Serving Clovis, Portales and the Surrounding Communities

Party registration affects the way we live

Grant McGee: Local columnist

Over at the Curry County Courthouse, in County Clerk Mario Trujillo’s office, which political party do the records show you’re registered with?

This hot race that’s going on for the district attorney’s job with people switching parties so they can vote in the race got me thinking and reminiscing.

I registered as a Socialist once.

Now, now, now, don’t get your dander up. If you study American history, you’ll see a Socialist on the ballot during the presidential elections from 1900 to 1920. Just look up the story of Eugene V. Debs.

Anyway, I was living in West Virginia. I hadn’t been out of college very long and I was kind of disillusioned about a few things.

Of course being a Socialist during the time when President Ronald Reagan referred to the Union of Soviet Socialist Republics as the “evil empire,” during one of the more tense times of the Cold War, probably wasn’t a good idea.

But hey, I was banking on the idea that America is “land of the free” and that we pride ourselves in our philosophy of free speech.

I signed up for the party paper and got a little freaked out when the first issue came addressed to “Comrade Grant McGee.”

Maybe a month after I registered as a Socialist my mail started coming to me already opened. Well, OK, not all of it, but enough to make me wonder what was going on.

I marched down to the local post office, probably about as big as the one at St. Vrain.

“My mail is being opened by the government,” I said with all the self-righteous, testosterone- and vinegar-induced indignation I could muster at 20-something.

The guy behind the counter looked over the top of his glasses at me.

“Really,” he said.

“Yeah, and I think it’s because I registered as a Socialist.”

I think he tried to keep from laughing out loud.

“Um, there’s been a problem with the mail coming out of our processing center,” he said. “A lot of people’s mail is getting damaged.”

Then I tried to vote in a primary. Though there were no Socialists on the ballot there were some other folks I wanted to vote for.

“You can’t vote, you’re registered as a Socialist,” said the lady behind the desk after she looked up my name.

“What? What?” I said (again) with all the self-righteous, testosterone- and vinegar-induced 20-something indignation I could muster. “This is a right-wing conspiracy!”
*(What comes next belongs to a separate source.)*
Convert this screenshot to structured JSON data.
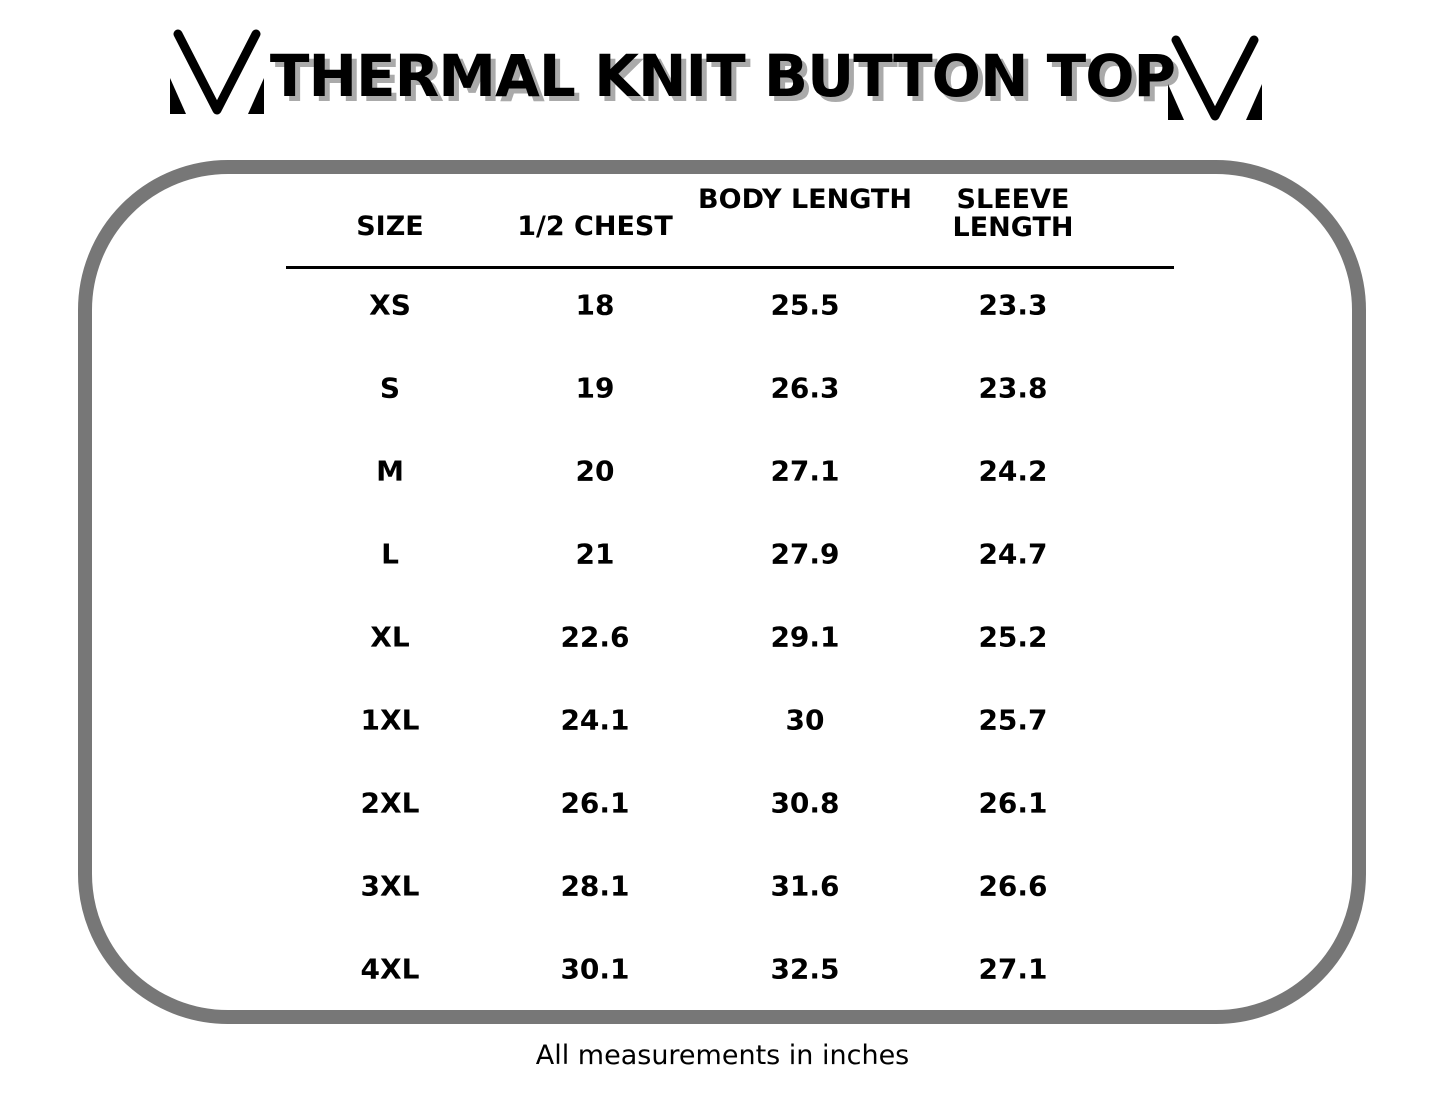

The lady leaned back in her chair.

“You didn’t grow up around here, did you,” she said. “You can’t vote in the primary because there are no Socialist candidates. If there were any Socialist candidates, we’d let you vote all you want one time.”

“Oh.”

Not long after that I went down to the county courthouse and changed my registration to one of the more mainstream American political parties.

Not long after that my mail stopped coming to me damaged.

I guess they fixed the machine at the central processing center.